Some websites once blocked Google’s crawlers, thinking bots wasted bandwidth. "Why should I let Google crawl my site for free?" Those sites missed the search boom. Today, developers are making the same mistake with AI crawlers.

AI-powered search already handles billions of queries. Users now discover content through AI platforms alongside traditional search. Blocking AI crawlers cuts off a growing discovery channel, and these channels are an integral part of the source material AI systems draw from when generating answers, recommendations, and comparisons.

Compare this to traditional SEO, where you're competing for one of ten blue links. With AI systems, your content can surface across countless user queries.

When to block AI crawlers, without hurting discoverability

There are legitimate cases for restricting AI crawlers.
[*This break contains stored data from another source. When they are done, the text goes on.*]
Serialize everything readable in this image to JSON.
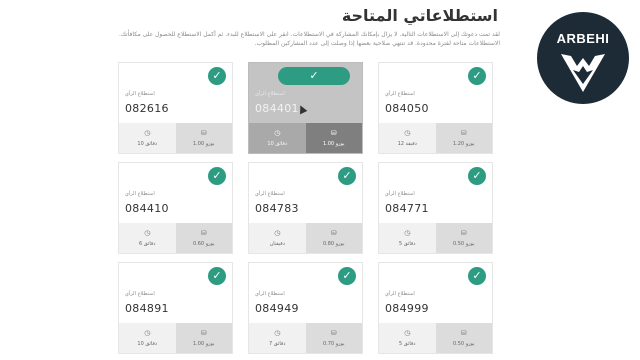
{
  "page": {
    "title": "استطلاعاتي المتاحة",
    "intro_line1": "لقد تمت دعوتك إلى الاستطلاعات التالية. لا يزال بإمكانك المشاركة في الاستطلاعات. انقر على الاستطلاع للبدء. ثم أكمل الاستطلاع للحصول على مكافأتك.",
    "intro_line2": "الاستطلاعات متاحة لفترة محدودة. قد تنتهي صلاحية بعضها إذا وصلت إلى عدد المشاركين المطلوب."
  },
  "logo": {
    "text": "ARBEHI",
    "bg_color": "#1c2b36"
  },
  "colors": {
    "accent": "#2e9c82",
    "hover_card": "#c4c4c4",
    "footer_time": "#f1f1f1",
    "footer_reward": "#dcdcdc"
  },
  "icons": {
    "check": "check-circle-icon",
    "time": "clock-icon",
    "reward": "coins-icon"
  },
  "surveys": [
    {
      "category": "استطلاع الرأي",
      "id": "082616",
      "time": "دقائق 10",
      "reward": "يورو 1.00",
      "state": "normal"
    },
    {
      "category": "استطلاع الرأي",
      "id": "084401",
      "time": "دقائق 10",
      "reward": "يورو 1.00",
      "state": "hover"
    },
    {
      "category": "استطلاع الرأي",
      "id": "084050",
      "time": "دقيقة 12",
      "reward": "يورو 1.20",
      "state": "normal"
    },
    {
      "category": "استطلاع الرأي",
      "id": "084410",
      "time": "دقائق 6",
      "reward": "يورو 0.60",
      "state": "normal"
    },
    {
      "category": "استطلاع الرأي",
      "id": "084783",
      "time": "دقيقتان",
      "reward": "يورو 0.80",
      "state": "normal"
    },
    {
      "category": "استطلاع الرأي",
      "id": "084771",
      "time": "دقائق 5",
      "reward": "يورو 0.50",
      "state": "normal"
    },
    {
      "category": "استطلاع الرأي",
      "id": "084891",
      "time": "دقائق 10",
      "reward": "يورو 1.00",
      "state": "normal"
    },
    {
      "category": "استطلاع الرأي",
      "id": "084949",
      "time": "دقائق 7",
      "reward": "يورو 0.70",
      "state": "normal"
    },
    {
      "category": "استطلاع الرأي",
      "id": "084999",
      "time": "دقائق 5",
      "reward": "يورو 0.50",
      "state": "normal"
    }
  ]
}
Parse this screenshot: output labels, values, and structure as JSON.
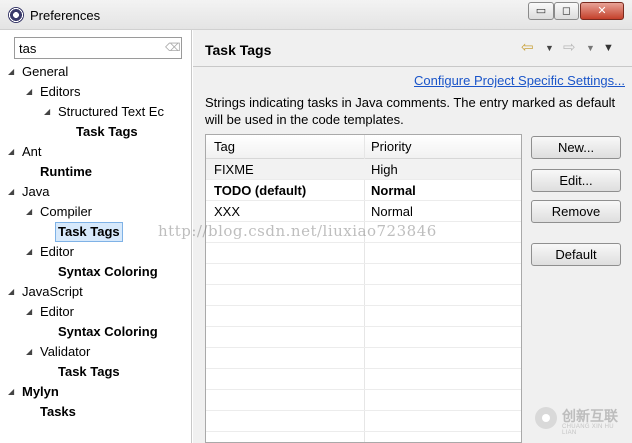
{
  "window": {
    "title": "Preferences",
    "minimize": "▭",
    "maximize": "◻",
    "close": "✕"
  },
  "filter": {
    "value": "tas"
  },
  "tree": [
    {
      "label": "General",
      "level": 0,
      "twisty": "◢"
    },
    {
      "label": "Editors",
      "level": 1,
      "twisty": "◢"
    },
    {
      "label": "Structured Text Ec",
      "level": 2,
      "twisty": "◢"
    },
    {
      "label": "Task Tags",
      "level": 3,
      "bold": true
    },
    {
      "label": "Ant",
      "level": 0,
      "twisty": "◢"
    },
    {
      "label": "Runtime",
      "level": 1,
      "bold": true
    },
    {
      "label": "Java",
      "level": 0,
      "twisty": "◢"
    },
    {
      "label": "Compiler",
      "level": 1,
      "twisty": "◢"
    },
    {
      "label": "Task Tags",
      "level": 2,
      "bold": true,
      "selected": true
    },
    {
      "label": "Editor",
      "level": 1,
      "twisty": "◢"
    },
    {
      "label": "Syntax Coloring",
      "level": 2,
      "bold": true
    },
    {
      "label": "JavaScript",
      "level": 0,
      "twisty": "◢"
    },
    {
      "label": "Editor",
      "level": 1,
      "twisty": "◢"
    },
    {
      "label": "Syntax Coloring",
      "level": 2,
      "bold": true
    },
    {
      "label": "Validator",
      "level": 1,
      "twisty": "◢"
    },
    {
      "label": "Task Tags",
      "level": 2,
      "bold": true
    },
    {
      "label": "Mylyn",
      "level": 0,
      "twisty": "◢",
      "bold": true
    },
    {
      "label": "Tasks",
      "level": 1,
      "bold": true
    }
  ],
  "page": {
    "title": "Task Tags",
    "configure_link": "Configure Project Specific Settings...",
    "description": "Strings indicating tasks in Java comments. The entry marked as default will be used in the code templates."
  },
  "nav": {
    "back": "⇦",
    "back_dd": "▼",
    "forward": "⇨",
    "forward_dd": "▼",
    "menu": "▼"
  },
  "table": {
    "headers": [
      "Tag",
      "Priority"
    ],
    "rows": [
      {
        "tag": "FIXME",
        "priority": "High"
      },
      {
        "tag": "TODO (default)",
        "priority": "Normal",
        "bold": true
      },
      {
        "tag": "XXX",
        "priority": "Normal"
      }
    ]
  },
  "buttons": {
    "new": "New...",
    "edit": "Edit...",
    "remove": "Remove",
    "default": "Default"
  },
  "watermark": {
    "text": "http://blog.csdn.net/liuxiao723846"
  },
  "logo": {
    "cn": "创新互联",
    "en": "CHUANG XIN HU LIAN"
  },
  "colors": {
    "link": "#1a55c9",
    "selection": "#d7e9fb",
    "nav_arrow": "#c9a23c"
  }
}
If your content is your product (news sites, educational platforms, premium research), then unlimited AI access might cannibalize your business model. But even beyond that, different pages serve different purposes.

Crawler access should be selective, allowing only the pages that benefit your discoverability.
For example, you may want to:

  • Block AI crawlers from sensitive routes like /login, /checkout, /admin, and user dashboards. These pages provide no value for training data and do little to improve discoverability

  • Allow crawlers on discovery content such as documentation, blog posts, landing pages, product pages, and pricing pages. This is where being cited or recommended can drive traffic and increase brand visibility

The best approach is to protect pages that neither explain your product nor answer likely user queries in AI tools, while keeping high-value discovery content open. Tools like Vercel Firewall, Bot Protection, and BotID can help verify legitimate crawlers, block impersonators, and filter suspicious traffic without shutting down AI-driven discovery.

AI crawlers are the new discovery process

The web is shifting to serve both human visitors and AI systems. As more users turn to AI tools for answers, those tools depend on crawlers to find and recommend content. Sites that adapt see more AI referrals, more citations, and greater authority in their domains.

Bots have always been part of the internet. What is changing is where people go for answers and how those answers are sourced. Making your content accessible can be the difference between being discovered or overlooked.